Since I had made Mr. Hambley’s acquaintance through the MEPS Forum, it only seemed right for me to ask him next which of the panels that had been held so far was his favorite and why. It took little time for him to determine his favorite was the second session of the third day, “De-Escalation & War: Is Peace in Iraq & the Middle East Possible?” This happened to be the session we had just come from, but he assured me it was not just because it remained so fresh in his mind. He described the session as “forward-looking” and “heartening,” saying he appreciated how it was not all “doom and gloom.” I did not make the connection until the interview was over, but I find it extremely likely that this particular panel, which included two current ambassadors, resonated with him so much because of his own work history.
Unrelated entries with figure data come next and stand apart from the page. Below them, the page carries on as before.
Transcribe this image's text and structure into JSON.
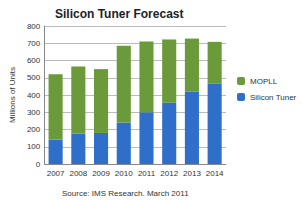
{
  "chart_data": {
    "type": "bar",
    "title": "Silicon Tuner Forecast",
    "y_label": "Millions of Units",
    "annotations": [
      "Source: IMS Research. March 2011"
    ],
    "categories": [
      "2007",
      "2008",
      "2009",
      "2010",
      "2011",
      "2012",
      "2013",
      "2014"
    ],
    "series": [
      {
        "name": "Silicon Tuner",
        "color": "#2f6fc9",
        "values": [
          140,
          175,
          180,
          240,
          300,
          355,
          420,
          465
        ]
      },
      {
        "name": "MOPLL",
        "color": "#6b9a3a",
        "values": [
          380,
          390,
          370,
          445,
          410,
          367,
          307,
          243
        ]
      }
    ],
    "stacked": true,
    "ylim": [
      0,
      800
    ],
    "yticks": [
      0,
      100,
      200,
      300,
      400,
      500,
      600,
      700,
      800
    ],
    "grid": true,
    "legend": "right"
  }
}
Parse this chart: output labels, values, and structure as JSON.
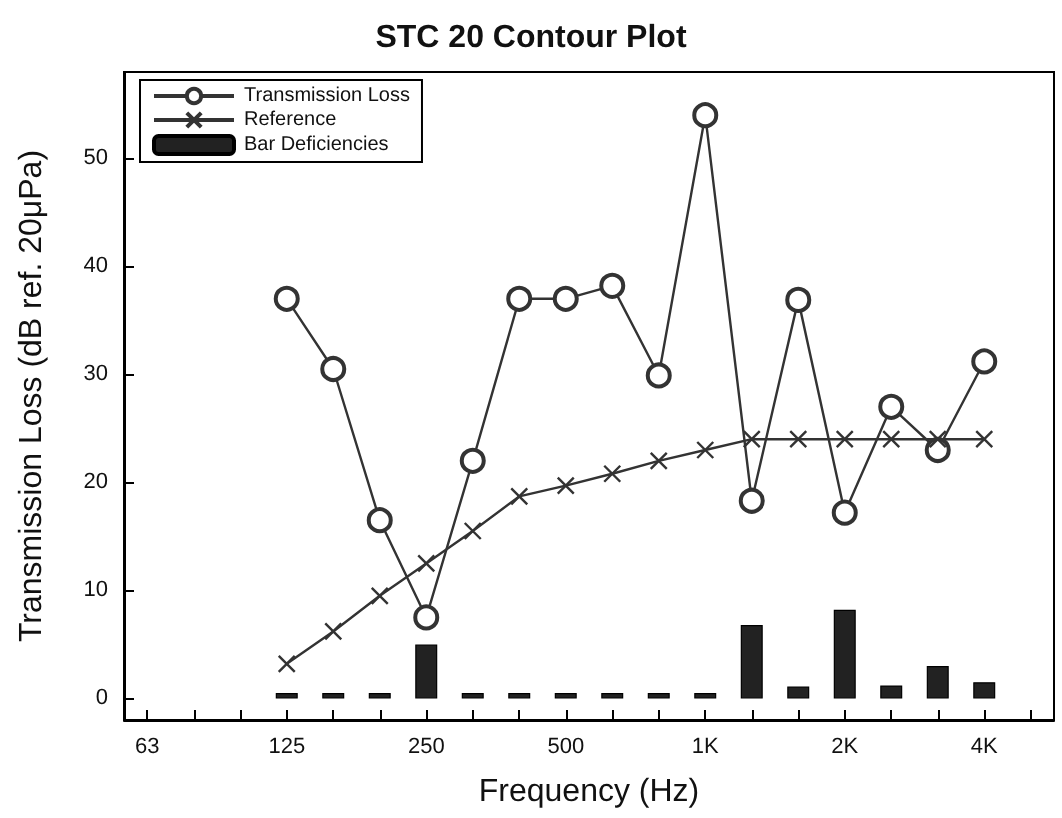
{
  "chart_data": {
    "type": "line",
    "title": "STC 20 Contour Plot",
    "xlabel": "Frequency (Hz)",
    "ylabel": "Transmission Loss (dB ref. 20μPa)",
    "categories": [
      "63",
      null,
      null,
      "125",
      null,
      null,
      "250",
      null,
      null,
      "500",
      null,
      null,
      "1K",
      null,
      null,
      "2K",
      null,
      null,
      "4K",
      null
    ],
    "ylim": [
      -2,
      58
    ],
    "yticks": [
      0,
      10,
      20,
      30,
      40,
      50
    ],
    "grid": false,
    "legend": "top left",
    "series": [
      {
        "name": "Transmission Loss",
        "marker": "circle",
        "color": "#333333",
        "values": [
          null,
          null,
          null,
          37,
          30.5,
          16.5,
          7.5,
          22,
          37,
          37,
          38.2,
          29.9,
          54,
          18.3,
          36.9,
          17.2,
          27,
          23,
          31.2,
          null
        ]
      },
      {
        "name": "Reference",
        "marker": "cross",
        "color": "#333333",
        "values": [
          null,
          null,
          null,
          3.2,
          6.2,
          9.5,
          12.5,
          15.5,
          18.7,
          19.7,
          20.8,
          22,
          23,
          24,
          24,
          24,
          24,
          24,
          24,
          null
        ]
      },
      {
        "name": "Bar Deficiencies",
        "type": "bar",
        "color": "#222222",
        "values": [
          null,
          null,
          null,
          0.5,
          0.5,
          0.5,
          5,
          0.5,
          0.5,
          0.5,
          0.5,
          0.5,
          0.5,
          6.8,
          1.1,
          8.2,
          1.2,
          3,
          1.5,
          null
        ]
      }
    ]
  }
}
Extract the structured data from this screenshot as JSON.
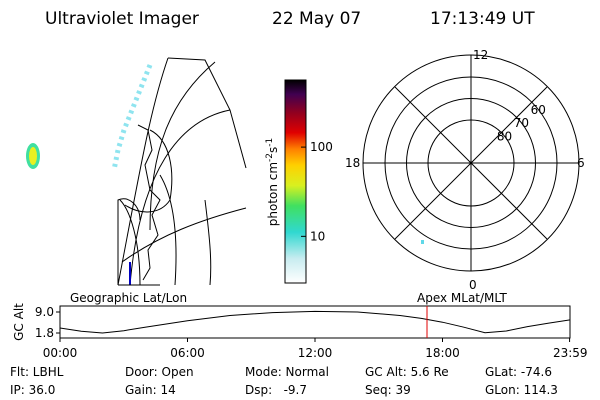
{
  "header": {
    "instrument": "Ultraviolet Imager",
    "date": "22 May 07",
    "time": "17:13:49 UT"
  },
  "colorbar": {
    "label": [
      "photon cm",
      "-2",
      "s",
      "-1"
    ],
    "log": true,
    "clim": [
      3,
      565
    ],
    "ticks": [
      10,
      100
    ]
  },
  "polar": {
    "rings": [
      80,
      70,
      60
    ],
    "mlt_labels": [
      "12",
      "18",
      "6",
      "0"
    ]
  },
  "orbit_plot": {
    "y_label": "GC Alt",
    "left_title": "Geographic Lat/Lon",
    "right_title": "Apex MLat/MLT",
    "ylim": [
      1.8,
      9.0
    ],
    "yticks": [
      {
        "value": 9.0,
        "label": "9.0"
      },
      {
        "value": 1.8,
        "label": "1.8"
      }
    ],
    "xlim": [
      0,
      24
    ],
    "xticks": [
      {
        "value": 0,
        "label": "00:00"
      },
      {
        "value": 6,
        "label": "06:00"
      },
      {
        "value": 12,
        "label": "12:00"
      },
      {
        "value": 18,
        "label": "18:00"
      },
      {
        "value": 23.98,
        "label": "23:59"
      }
    ],
    "x": [
      0,
      1,
      2,
      3,
      4,
      6,
      8,
      10,
      12,
      14,
      16,
      17,
      18,
      19,
      20,
      21,
      22,
      23,
      24
    ],
    "values": [
      3.5,
      2.4,
      1.8,
      2.6,
      3.8,
      6.0,
      7.8,
      8.8,
      9.2,
      9.0,
      7.8,
      6.8,
      5.5,
      3.8,
      1.9,
      2.5,
      4.0,
      5.2,
      6.3
    ],
    "current_time": 17.27,
    "marker_color": "#e00000"
  },
  "info": [
    [
      "Flt: LBHL",
      "Door: Open",
      "Mode: Normal",
      "GC Alt: 5.6 Re",
      "GLat: -74.6"
    ],
    [
      "IP: 36.0",
      "Gain: 14",
      "Dsp:   -9.7",
      "Seq: 39",
      "GLon: 114.3"
    ]
  ]
}
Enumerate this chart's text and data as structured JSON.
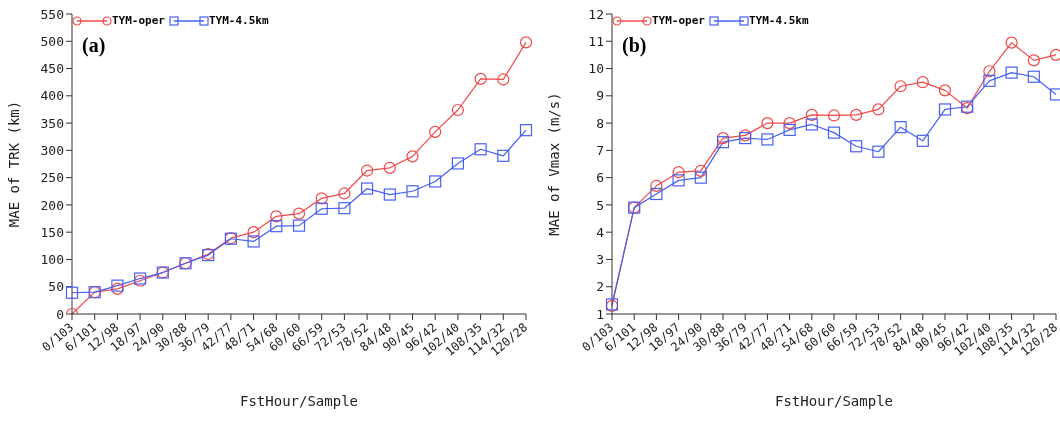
{
  "chart_data": [
    {
      "type": "line",
      "xlabel": "FstHour/Sample",
      "ylabel": "MAE of TRK (km)",
      "annotations": [
        "(a)"
      ],
      "categories": [
        "0/103",
        "6/101",
        "12/98",
        "18/97",
        "24/90",
        "30/88",
        "36/79",
        "42/77",
        "48/71",
        "54/68",
        "60/60",
        "66/59",
        "72/53",
        "78/52",
        "84/48",
        "90/45",
        "96/42",
        "102/40",
        "108/35",
        "114/32",
        "120/28"
      ],
      "ylim": [
        0,
        550
      ],
      "yticks": [
        0,
        50,
        100,
        150,
        200,
        250,
        300,
        350,
        400,
        450,
        500,
        550
      ],
      "grid": false,
      "legend": "top left",
      "series": [
        {
          "name": "TYM-oper",
          "color": "#f04848",
          "marker": "circle",
          "values": [
            0,
            40,
            46,
            61,
            76,
            93,
            110,
            139,
            150,
            179,
            184,
            212,
            221,
            263,
            268,
            289,
            334,
            374,
            431,
            430,
            498
          ]
        },
        {
          "name": "TYM-4.5km",
          "color": "#4860f0",
          "marker": "square",
          "values": [
            39,
            40,
            52,
            65,
            76,
            93,
            108,
            138,
            133,
            161,
            162,
            193,
            194,
            230,
            219,
            225,
            243,
            276,
            302,
            290,
            337
          ]
        }
      ]
    },
    {
      "type": "line",
      "xlabel": "FstHour/Sample",
      "ylabel": "MAE of Vmax (m/s)",
      "annotations": [
        "(b)"
      ],
      "categories": [
        "0/103",
        "6/101",
        "12/98",
        "18/97",
        "24/90",
        "30/88",
        "36/79",
        "42/77",
        "48/71",
        "54/68",
        "60/60",
        "66/59",
        "72/53",
        "78/52",
        "84/48",
        "90/45",
        "96/42",
        "102/40",
        "108/35",
        "114/32",
        "120/28"
      ],
      "ylim": [
        1,
        12
      ],
      "yticks": [
        1,
        2,
        3,
        4,
        5,
        6,
        7,
        8,
        9,
        10,
        11,
        12
      ],
      "grid": false,
      "legend": "top left",
      "series": [
        {
          "name": "TYM-oper",
          "color": "#f04848",
          "marker": "circle",
          "values": [
            1.3,
            4.9,
            5.7,
            6.2,
            6.25,
            7.45,
            7.55,
            8.0,
            8.0,
            8.3,
            8.28,
            8.3,
            8.5,
            9.35,
            9.5,
            9.2,
            8.55,
            9.9,
            10.95,
            10.3,
            10.5
          ]
        },
        {
          "name": "TYM-4.5km",
          "color": "#4860f0",
          "marker": "square",
          "values": [
            1.35,
            4.9,
            5.4,
            5.9,
            6.0,
            7.3,
            7.45,
            7.4,
            7.75,
            7.95,
            7.65,
            7.15,
            6.95,
            7.85,
            7.35,
            8.5,
            8.6,
            9.55,
            9.85,
            9.7,
            9.05
          ]
        }
      ]
    }
  ]
}
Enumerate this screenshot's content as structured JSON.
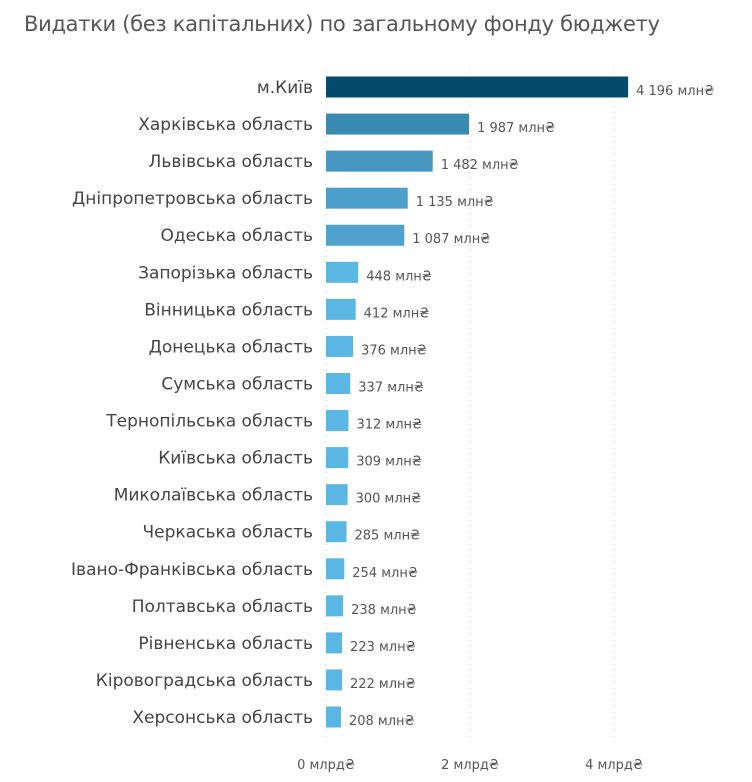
{
  "chart_data": {
    "type": "bar",
    "orientation": "horizontal",
    "title": "Видатки (без капітальних) по загальному фонду бюджету",
    "categories": [
      "м.Київ",
      "Харківська область",
      "Львівська область",
      "Дніпропетровська область",
      "Одеська область",
      "Запорізька область",
      "Вінницька область",
      "Донецька область",
      "Сумська область",
      "Тернопільська область",
      "Київська область",
      "Миколаївська область",
      "Черкаська область",
      "Івано-Франківська область",
      "Полтавська область",
      "Рівненська область",
      "Кіровоградська область",
      "Херсонська область"
    ],
    "values": [
      4196,
      1987,
      1482,
      1135,
      1087,
      448,
      412,
      376,
      337,
      312,
      309,
      300,
      285,
      254,
      238,
      223,
      222,
      208
    ],
    "value_labels": [
      "4 196 млн₴",
      "1 987 млн₴",
      "1 482 млн₴",
      "1 135 млн₴",
      "1 087 млн₴",
      "448 млн₴",
      "412 млн₴",
      "376 млн₴",
      "337 млн₴",
      "312 млн₴",
      "309 млн₴",
      "300 млн₴",
      "285 млн₴",
      "254 млн₴",
      "238 млн₴",
      "223 млн₴",
      "222 млн₴",
      "208 млн₴"
    ],
    "unit": "млн₴",
    "xlim": [
      0,
      4400
    ],
    "x_ticks": [
      0,
      2000,
      4000
    ],
    "x_tick_labels": [
      "0 млрд₴",
      "2 млрд₴",
      "4 млрд₴"
    ],
    "grid": "vertical dotted",
    "colors": [
      "#044a6c",
      "#3a8ab0",
      "#4797c1",
      "#4c9fca",
      "#4ea2cd",
      "#5ab6e2"
    ]
  }
}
The interview was conducted right before the session “Special Conversation with HE Prime Minister Barzani,” which neither of us wanted to miss (if even for a second), so time constraints impacted the final question. With it, I was looking to the future, taking issue with the title of the forum’s upcoming last session, “Restoring Order in the Region: Are External Actors Part of the Solution?” I asked Mr. Hambley if he thought that title was a misnomer. “Restoring order” would suggest that the Middle East had “order” at some point and lost it, but it was up for debate what “order” even meant, when the Middle East had “order” if it ever actually did, and how “order” was lost if indeed it was. Mr. Hambley agreed with me that the phrasing in the session title was problematic, and he recommended “stability” over “order.” He named the interwar period, during which Iraq was briefly a League of Nations mandate administered by the UK, as a time of “stability” in the region. I suggested a period of time centuries earlier, the so-called “Islamic Golden Age,” but the chime telling us it was time for the Prime Minister’s session meant we could discuss the matter no further. I was gratified to see that one panelist in the closing session, Dr. Christine Cheng, critically examined the concept of “order” in the same way I had.
I was beyond gratified to interview Mr. Mark Hambley. My own favorite “session” of the MEPS Forum was my one with him.